Oracle (ORCL) stock fell more than 5% Wednesday after the Financial Times reported that private lender Blue Owl Capital (OWL) will not back a $10 billion deal for its next data center as the software company draws investor scrutiny over its use of debt to fund spending on AI computing capacity.
Blue Owl, Oracle’s biggest data center partner, had been in discussions with lenders and Oracle for the deal to invest in a massive facility in Michigan, but negotiations stalled, according to the FT.
The report raised questions over how the project will be funded. Oracle spokesperson Michael Egbert said in a statement to Yahoo Finance that its development partner, Related Digital, “selected the best equity partner from a competitive group of options, which in this instance was not Blue Owl.”

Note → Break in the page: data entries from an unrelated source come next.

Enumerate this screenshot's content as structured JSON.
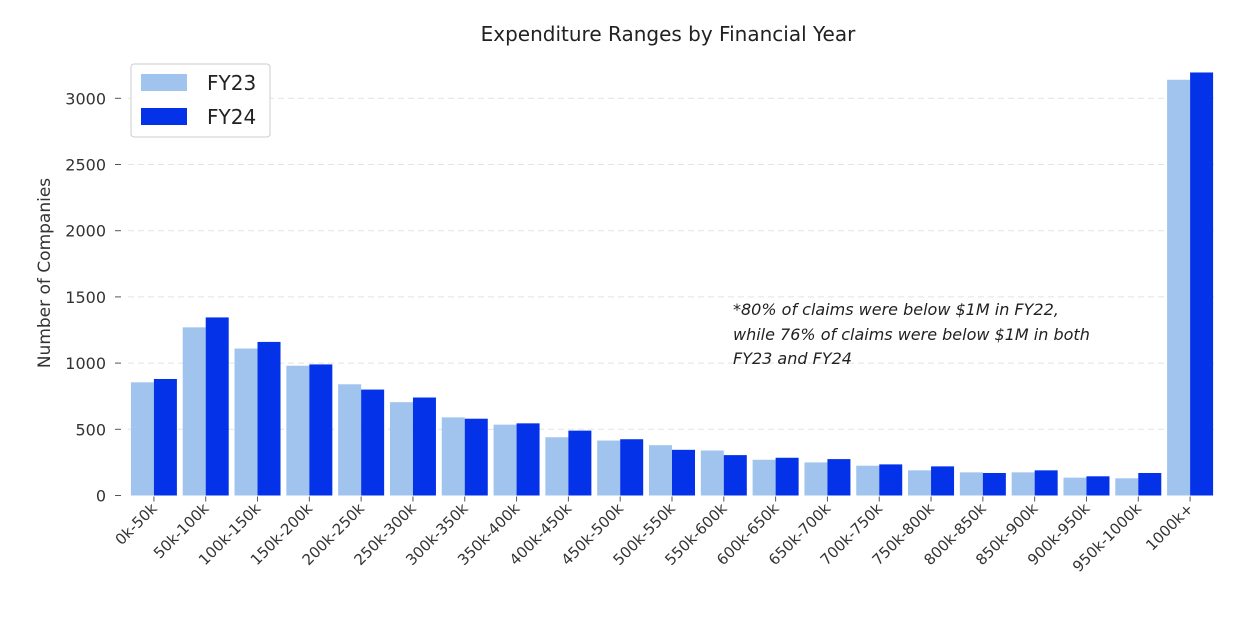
{
  "chart_data": {
    "type": "bar",
    "title": "Expenditure Ranges by Financial Year",
    "xlabel": "",
    "ylabel": "Number of Companies",
    "ylim": [
      0,
      3250
    ],
    "yticks": [
      0,
      500,
      1000,
      1500,
      2000,
      2500,
      3000
    ],
    "grid": true,
    "legend_position": "top-left",
    "categories": [
      "0k-50k",
      "50k-100k",
      "100k-150k",
      "150k-200k",
      "200k-250k",
      "250k-300k",
      "300k-350k",
      "350k-400k",
      "400k-450k",
      "450k-500k",
      "500k-550k",
      "550k-600k",
      "600k-650k",
      "650k-700k",
      "700k-750k",
      "750k-800k",
      "800k-850k",
      "850k-900k",
      "900k-950k",
      "950k-1000k",
      "1000k+"
    ],
    "series": [
      {
        "name": "FY23",
        "color": "#a0c4ed",
        "values": [
          855,
          1270,
          1110,
          980,
          840,
          705,
          590,
          535,
          440,
          415,
          380,
          340,
          270,
          250,
          225,
          190,
          175,
          175,
          135,
          130,
          3140
        ]
      },
      {
        "name": "FY24",
        "color": "#0432e8",
        "values": [
          880,
          1345,
          1160,
          990,
          800,
          740,
          580,
          545,
          490,
          425,
          345,
          305,
          285,
          275,
          235,
          220,
          170,
          190,
          145,
          170,
          3195
        ]
      }
    ],
    "annotation": [
      "*80% of claims were below $1M in FY22,",
      "while 76% of claims were below $1M in both",
      "FY23 and FY24"
    ]
  }
}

Read more about Oracle’s stock moves and today’s market action.
Blue Owl has been a prominent player in the AI data center boom, partnering with Oracle on its data center projects in Texas and New Mexico, as well as inking a deal with Meta (META) to help finance its mammoth facility in Louisiana.
Such arrangements — in which debt is tied to joint ventures or special purpose vehicles and not included in companies’ balance sheets — in addition to massive corporate bond issuances by major tech firms this year, have raised concerns about how companies are funding their AI build-outs. Oracle in particular faces greater scrutiny as it lacks the strong internal cash flow that its Big Tech cloud peers boast, according to analysts.
The decline of Oracle stock on Wednesday means shares are down nearly 18% for the month. The stock fell after the company’s earnings last week showed its costs rising more than expected while the company bled more cash than investors anticipated. The tech firm’s $248 billion in lease obligations, revealed in its quarterly SEC filing, added to investor fears over its growing debt pile. Its overreliance on OpenAI to meet its ambitious revenue targets has also sent shareholders backpedaling.
Although Oracle execs said after its earnings results that the company is committed to maintaining an investment-grade credit rating — it currently has a BBB rating on its bonds — investors haven’t been so sure, piling into Oracle credit default swaps that saw spreads reach their highest level last week since 2009.